This will be the first time my American platoon will be in action and running through the requirements for the campaign I wanted to paint up a few more figures. The Germans are defending throughout this campaign and have recourse to minefields, barbed wire and roadblocks, so I wanted to be sure the Americans had enough engineers to cover all possibilities. Costing one support point per team there was a good chance these might be needed. I also wanted to add another senior leader armed with a carbine. I already owned the miniatures, it was just a matter of getting some paint on them.
As this will be the first outing for the platoon I needed to create one of my platoon boards so that it will be easier to organise them off the table. You can see how I make those platoon boards here in this post.
The Germans can call on a Pak40 for support so I used this as an excuse to upgrade my existing Pak40 crew which was originally from the Plastic Soldier Company to one from AB Figures.
The PSC Pak38 50mm gun was one of the first guns I made and painted when I first returned to playing miniatures about six years ago. I had used the Army Painter dip method of shading for the crew back in those days and those figures were looking in need of a refresh. The PSC crew are not the same quality of the AB crew (nor are they anywhere near as expensive, I might add) but look a lot better with a new lick of paint.
Having made up several versions of the Sherman I realised I had only a single variant with the 75mm gun, the rest had 76mm guns.
This required fixing and so I made up another from PSC and one other that I had in the stash from Armourfast.
The Armourfast model is on the left and although it lacks some of the details of the PSC Sherman it will do the job. I added a .50cal from Sgts Mess, a crew member from PSC and some additional stowage from the spares box.
For every scenario the Americans must select at least one Sherman as a support and so there is a very good likelihood we will see some of these knocked out. In case we refight over the same ground I wanted to have a Sherman wreck to use as scatter terrain and so I decided to use the other Armourfast Sherman for just that. Nothing as dramatic as the wrecked T-34 that I made last year. This time I wanted to show one that was burnt out and abandoned.
In the third scenario of the campaign the Germans receive two Marders. I had bought the Plastic Soldier Company boxed set that allows you to build up either Marders or Pz38t. Up until now I had made only the one below (and given it a crew from AB Figures).
This second one I've put together for the campaign, but this time I tried something different and added foliage camouflage which was made from coconut fibre and Noch leaves.
That now gives me the two Marders I will need. Marders appeared on nearly all the fronts of the war so I'm sure they will see lots of use. Both have crews made from various AB figures.
Completing those figures and vehicles gave me all the key units and supports that would be needed for the campaign.
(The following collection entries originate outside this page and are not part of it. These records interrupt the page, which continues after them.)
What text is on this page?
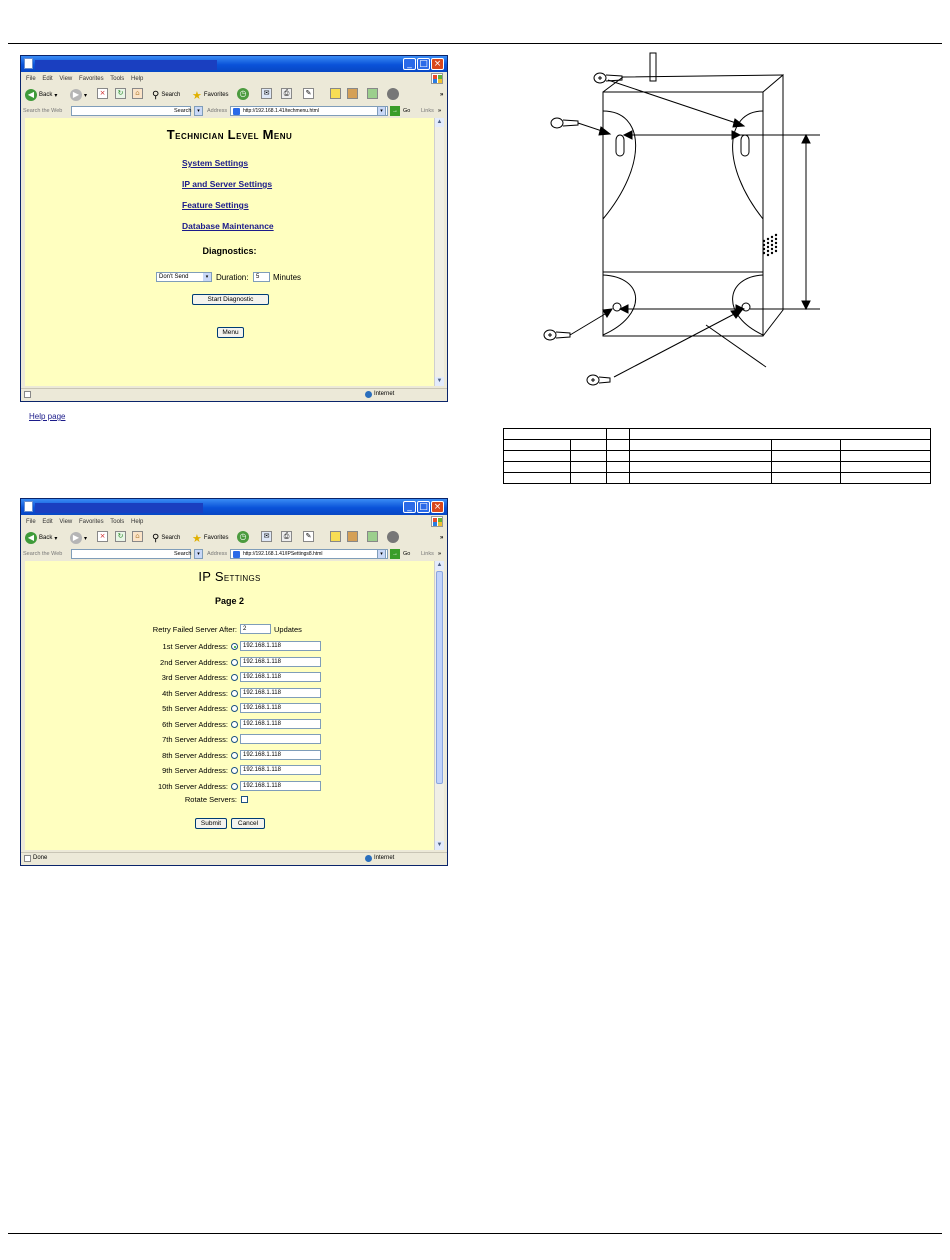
_ □ ×
File Edit View Favorites Tools Help
◀ Back ▾	▶ ▾	×	↻	⌂	⚲ Search ★ Favorites	◷	✉	⎙	✎	»
Search the Web	Search	▾	Address	http://192.168.1.41/techmenu.html	▾	→ Go Links »
Technician Level Menu
System Settings
IP and Server Settings
Feature Settings
Database Maintenance
Diagnostics:
Don't Send	▾ Duration:	5	Minutes
Start Diagnostic
Menu
Help page
▲
▼
Internet

_ □ ×
File Edit View Favorites Tools Help
◀ Back ▾	▶ ▾	×	↻	⌂	⚲ Search ★ Favorites	◷	✉	⎙	✎	»
Search the Web	Search	▾	Address	http://192.168.1.41/IPSettings8.html	▾	→ Go Links »
IP Settings
Page 2
Retry Failed Server After:	2	Updates
1st Server Address:	192.168.1.118
2nd Server Address:	192.168.1.118
3rd Server Address:	192.168.1.118
4th Server Address:	192.168.1.118
5th Server Address:	192.168.1.118
6th Server Address:	192.168.1.118
7th Server Address:
8th Server Address:	192.168.1.118
9th Server Address:	192.168.1.118
10th Server Address:	192.168.1.118
Rotate Servers:
Submit	Cancel
▲
▼
Done	Internet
That then left a few items of terrain and some game markers that I wanted to complete.
The pictures in the AARs for the campaigns are there to illustrate events and to make it clear what's happening on the table. Not only that they help add some drama to the narrative. However I don't always have the visual elements to do that successfully. That was one reason I started adding casualty figures to my collection. Previously when a unit took losses, particularly a key unit like a flamethrower team or a senior leader, I would simply photograph the empty space on the table where the figure once was. Not particularly satisfactory. My decision to create a Stuka to illustrate the pre-game bombardments for the Gembloux Gap campaign turned out to be a good one and convinced me it was worth going to the effort of making these extra pieces.
With that in mind (and talking of flamethrowers) I decided to create some flames for when an attack was made. I didn't want these permanently attached to the figure as that would look a bit odd if the operator was casually walking around the table with his weapon on full blast constantly.
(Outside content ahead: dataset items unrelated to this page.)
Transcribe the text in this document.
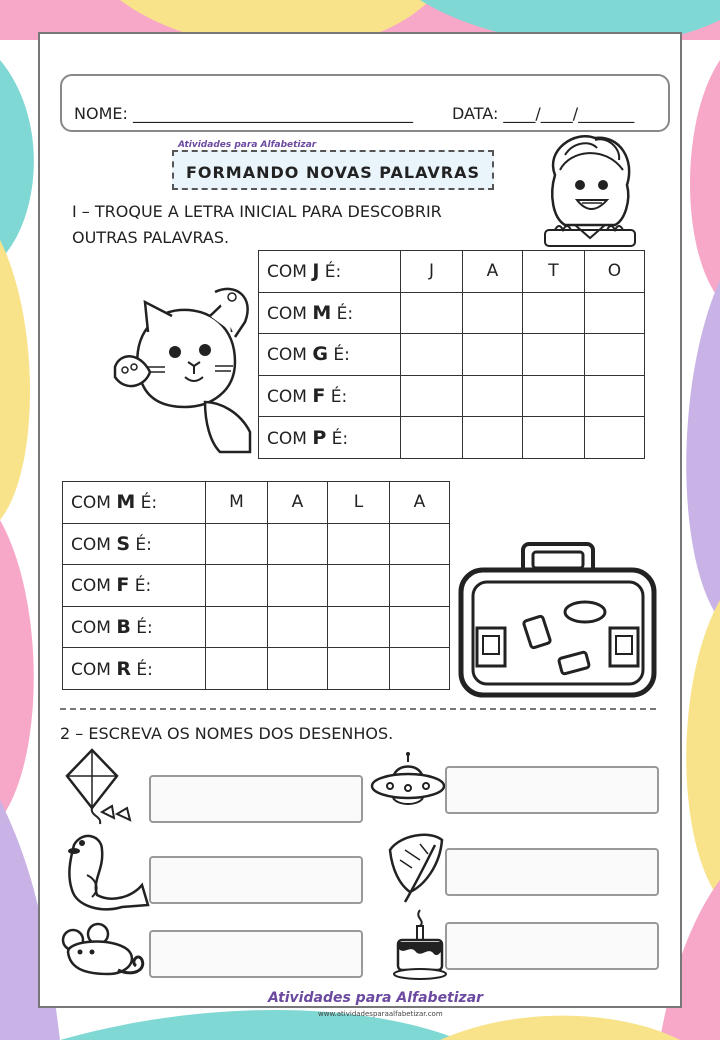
NOME: ___________________________________ DATA: ____/____/_______
Atividades para Alfabetizar
FORMANDO NOVAS PALAVRAS
I – TROQUE A LETRA INICIAL PARA DESCOBRIR
OUTRAS PALAVRAS.
COM J É:	J	A	T	O
COM M É:				
COM G É:				
COM F É:				
COM P É:				
COM M É:	M	A	L	A
COM S É:				
COM F É:				
COM B É:				
COM R É:				
2 – ESCREVA OS NOMES DOS DESENHOS.
Atividades para Alfabetizar
www.atividadesparaalfabetizar.com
The flames were made using the same technique I used for my explosion and barrage markers which you can see in this post. As I said, they are a separate piece otherwise the whole figure becomes too cumbersome plus it's not always going to be appropriate to have the figure looking like he's firing the flame thrower.
This will be used in combination with the markers I made to indicate how much fuel was remaining. I made these last year for those weapons that have limited ammunition supply like hand grenades and flamethrowers. You can read more about them in this post here.
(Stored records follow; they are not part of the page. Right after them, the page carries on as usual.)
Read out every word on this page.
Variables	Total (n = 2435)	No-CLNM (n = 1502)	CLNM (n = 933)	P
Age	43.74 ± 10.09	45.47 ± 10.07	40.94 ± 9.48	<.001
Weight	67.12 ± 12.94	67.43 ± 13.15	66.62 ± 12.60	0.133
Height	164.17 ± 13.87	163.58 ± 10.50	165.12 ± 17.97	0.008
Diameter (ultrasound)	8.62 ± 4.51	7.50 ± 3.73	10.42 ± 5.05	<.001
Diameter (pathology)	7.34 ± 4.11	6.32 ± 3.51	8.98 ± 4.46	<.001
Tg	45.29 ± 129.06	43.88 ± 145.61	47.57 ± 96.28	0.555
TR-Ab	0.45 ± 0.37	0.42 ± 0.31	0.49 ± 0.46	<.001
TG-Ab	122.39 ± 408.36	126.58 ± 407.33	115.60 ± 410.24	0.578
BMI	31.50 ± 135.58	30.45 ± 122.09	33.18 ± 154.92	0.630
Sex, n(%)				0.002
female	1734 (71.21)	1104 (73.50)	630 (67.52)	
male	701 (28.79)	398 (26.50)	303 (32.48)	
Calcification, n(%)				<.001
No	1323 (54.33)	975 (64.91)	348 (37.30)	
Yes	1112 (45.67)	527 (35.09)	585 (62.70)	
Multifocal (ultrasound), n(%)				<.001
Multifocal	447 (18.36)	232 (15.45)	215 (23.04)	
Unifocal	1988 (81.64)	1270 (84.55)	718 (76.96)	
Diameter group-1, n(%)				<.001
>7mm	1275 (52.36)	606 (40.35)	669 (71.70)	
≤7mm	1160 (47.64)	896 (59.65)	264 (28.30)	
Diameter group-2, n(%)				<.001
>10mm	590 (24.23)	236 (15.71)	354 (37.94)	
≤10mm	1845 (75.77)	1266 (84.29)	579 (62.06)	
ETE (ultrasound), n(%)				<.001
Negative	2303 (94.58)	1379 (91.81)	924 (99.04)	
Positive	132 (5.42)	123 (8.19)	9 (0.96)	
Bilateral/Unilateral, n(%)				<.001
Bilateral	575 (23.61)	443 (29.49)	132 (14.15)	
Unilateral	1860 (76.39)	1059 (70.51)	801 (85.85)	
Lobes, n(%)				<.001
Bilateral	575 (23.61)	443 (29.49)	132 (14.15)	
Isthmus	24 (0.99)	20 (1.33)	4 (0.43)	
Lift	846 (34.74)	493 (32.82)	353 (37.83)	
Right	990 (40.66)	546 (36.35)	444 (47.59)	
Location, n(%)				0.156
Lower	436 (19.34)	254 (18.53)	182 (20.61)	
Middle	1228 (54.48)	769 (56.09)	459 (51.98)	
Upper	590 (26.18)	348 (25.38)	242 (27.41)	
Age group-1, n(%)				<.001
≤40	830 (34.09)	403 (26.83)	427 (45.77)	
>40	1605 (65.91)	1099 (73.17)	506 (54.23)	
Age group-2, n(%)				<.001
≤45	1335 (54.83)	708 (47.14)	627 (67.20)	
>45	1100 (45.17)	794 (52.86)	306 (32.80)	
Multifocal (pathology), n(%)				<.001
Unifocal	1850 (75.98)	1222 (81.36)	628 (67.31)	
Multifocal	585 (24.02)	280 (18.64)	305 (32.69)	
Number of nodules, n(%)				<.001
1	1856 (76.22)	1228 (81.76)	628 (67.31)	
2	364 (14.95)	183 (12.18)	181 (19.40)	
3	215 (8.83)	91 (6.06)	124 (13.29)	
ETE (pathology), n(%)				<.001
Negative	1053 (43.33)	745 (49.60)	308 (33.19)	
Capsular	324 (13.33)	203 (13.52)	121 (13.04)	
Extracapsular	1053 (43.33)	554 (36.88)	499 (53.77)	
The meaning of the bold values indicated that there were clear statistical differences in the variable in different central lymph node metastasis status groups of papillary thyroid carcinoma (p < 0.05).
Both the Americans and the Germans have a mortar barrage available as support and at only four support points I suspect we may see these appear quite often. I have already made up some barrage markers and I'm very happy with those.
I've always thought it would be great to mix those explosion markers up with shell holes to add variety to the table. It also helps that shellholes require significantly less storage space while still achieving the main objective of marking out the area covered by a barrage. So I've made a first attempt at these. They are not perfect and there's a few things I'll do differently next time but overall I'm quite happy. I will post a tutorial on making these in the next week or so.
I've also been intending to make some markers to use with AFVs to represent various states of damage and given the frequency with which Shermans will appear in this campaign it has given me the impetus I needed to complete these. More about how I made them in this post about AFV markers.
Along the same lines I wanted to mark when a tank had moved flat out and so created these plumes of dust. Again more about how I made these in the link above.
I also needed walls and garden walls for some of the houses. In the past I've made these by placing existing lengths of wall around the houses. However I've always liked the idea of making these appear more seamless but without actually attaching them permanently to the buildings. So these were made to sit in front of and/or behind a number of my existing houses that way I retain some flexibility in exactly how those house models can be used on a table.